Alguns concordam com Bolsonaro

O médico cubano Adrian Estrada Barber, que exerceu funções durante três anos em Arapoti, no Paraná, disse ao jornal Folha de São Paulo que concorda com as “exigências” do Presidente eleito e que se sentia “explorado pelo programa”. Não pode voltar a Cuba durante oito anos, porque saiu do Mais Médicos em 2016, quando começou a trabalhar por conta própria. 

“Saí de Cuba com o objectivo de economizar para continuar depois o estudo por lá. Mas quando a gente chega aqui e vê como funciona o mundo... Decidi que não dava para voltar. Acho que a maioria dos médicos se sente reprimida pelo sistema de Cuba. A gente não tem liberdade para fazer as coisas.”

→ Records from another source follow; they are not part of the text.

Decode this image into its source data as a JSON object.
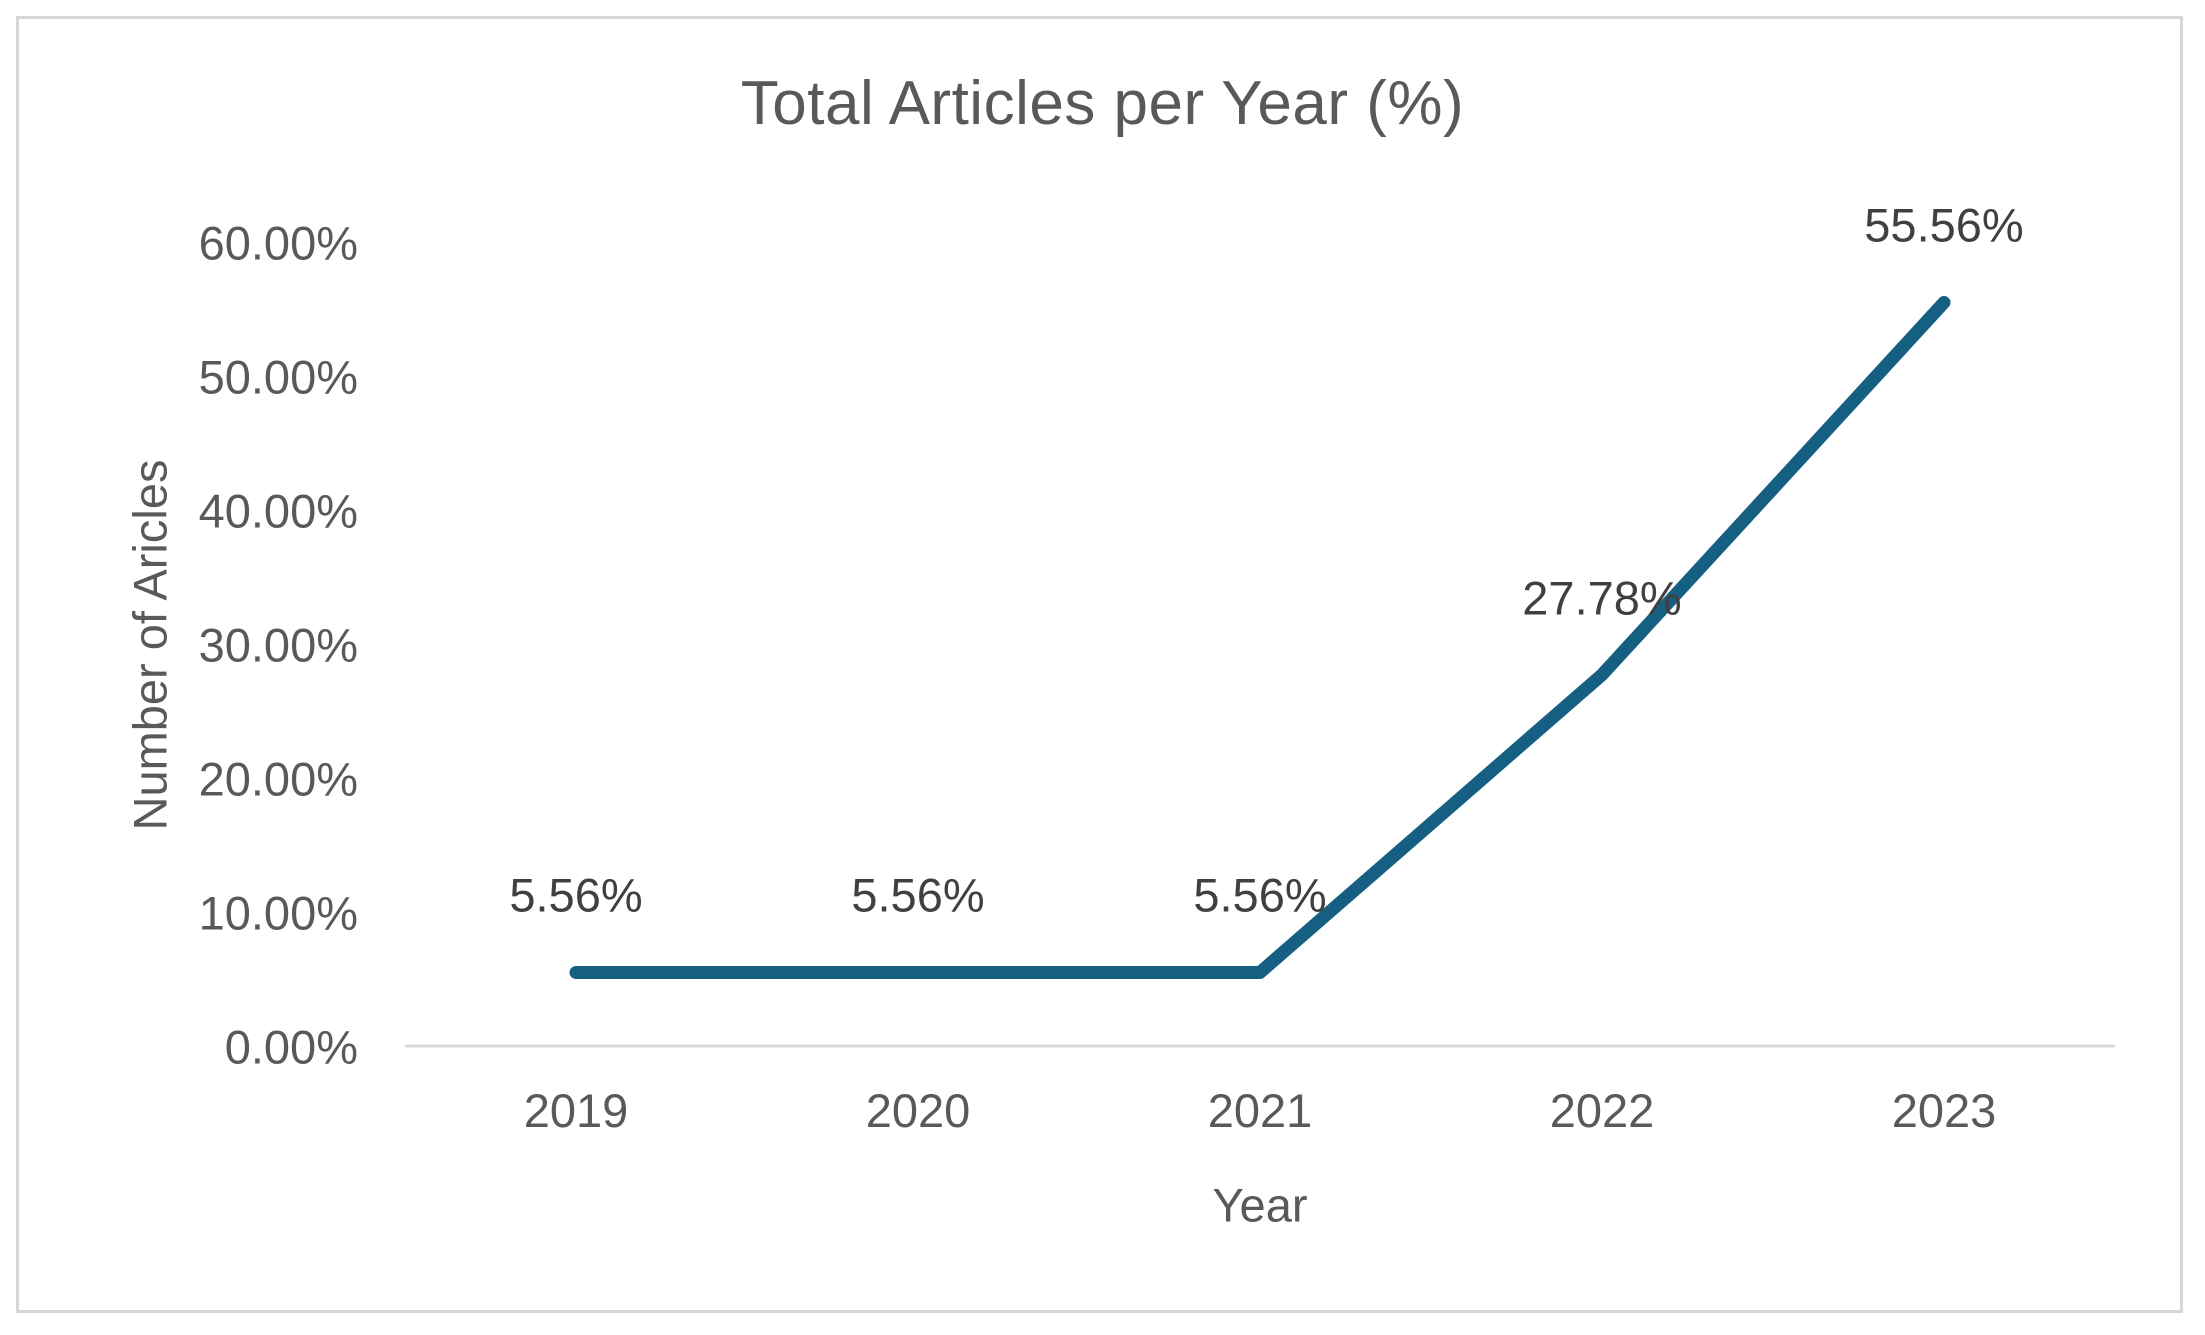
{
  "figure": {
    "background_color": "#ffffff",
    "border_color": "#d6d6d6"
  },
  "chart_data": {
    "type": "line",
    "title": "Total Articles per Year (%)",
    "xlabel": "Year",
    "ylabel": "Number of Aricles",
    "categories": [
      "2019",
      "2020",
      "2021",
      "2022",
      "2023"
    ],
    "series": [
      {
        "name": "Total Articles per Year (%)",
        "values": [
          5.56,
          5.56,
          5.56,
          27.78,
          55.56
        ],
        "data_labels": [
          "5.56%",
          "5.56%",
          "5.56%",
          "27.78%",
          "55.56%"
        ],
        "color": "#156082"
      }
    ],
    "y_ticks": [
      "60.00%",
      "50.00%",
      "40.00%",
      "30.00%",
      "20.00%",
      "10.00%",
      "0.00%"
    ],
    "ylim": [
      0,
      60
    ],
    "grid": "off",
    "legend": "none",
    "axis_line_color": "#d9d9d9",
    "text_color": "#595959",
    "data_label_color": "#404040"
  }
}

Contudo, há quem escolha regressar a casa. A médica cubana Evelyn Fernandes deixou as suas funções em São Miguel Arcanjo, em São Paulo, para se dedicar à venda dos seus bens imobiliários. Depois de um ano e meio na cidade, vai regressar à terra natal “de coração partido”, disse ao Estado de São Paulo. Dos sete médicos que o programa destinou à região, seis já foram notificados para regressar a Cuba. “Não sei o que vai acontecer, porque atendíamos muitas pessoas. Eram 20 ou mais consultas diariamente. Há idosos e crianças que acompanho desde que cheguei.”

“[Os médicos cubanos] tiveram de interromper o atendimento abruptamente, porque foram avisados que os voos eram já esta semana,” disse Maria Dalva Amim dos Santos, secretária de Saúde de Embu-Guaçu, em São Paulo, ao Estado de São Paulo. Dos 19 médicos no centro de saúde da cidade, 16 eram cubanos. “Já realizámos dois concursos neste ano e, para a especialidade de médico da família, não tivemos nenhum candidato.”

Em Viamão e Gravataí, no Rio Grande do Sul, os médicos cubanos começaram a deixar os seus postos na terça-feira, para preparar a viagem de regresso. O secretário de Saúde de Viamão, Luís Augusto de Carvalho, disse ao Estado que foi “uma surpresa”. “Tínhamos a informação de que parte dos médicos deixaria o país a 25 Novembro e outra a 25 de Dezembro”, afirmou. Carvalho estima que duas mil pessoas deixarão de ser atendidas mensalmente e que as contratações de emergência se traduzirão em gastos mensais de 320 mil reais (73 mil euros).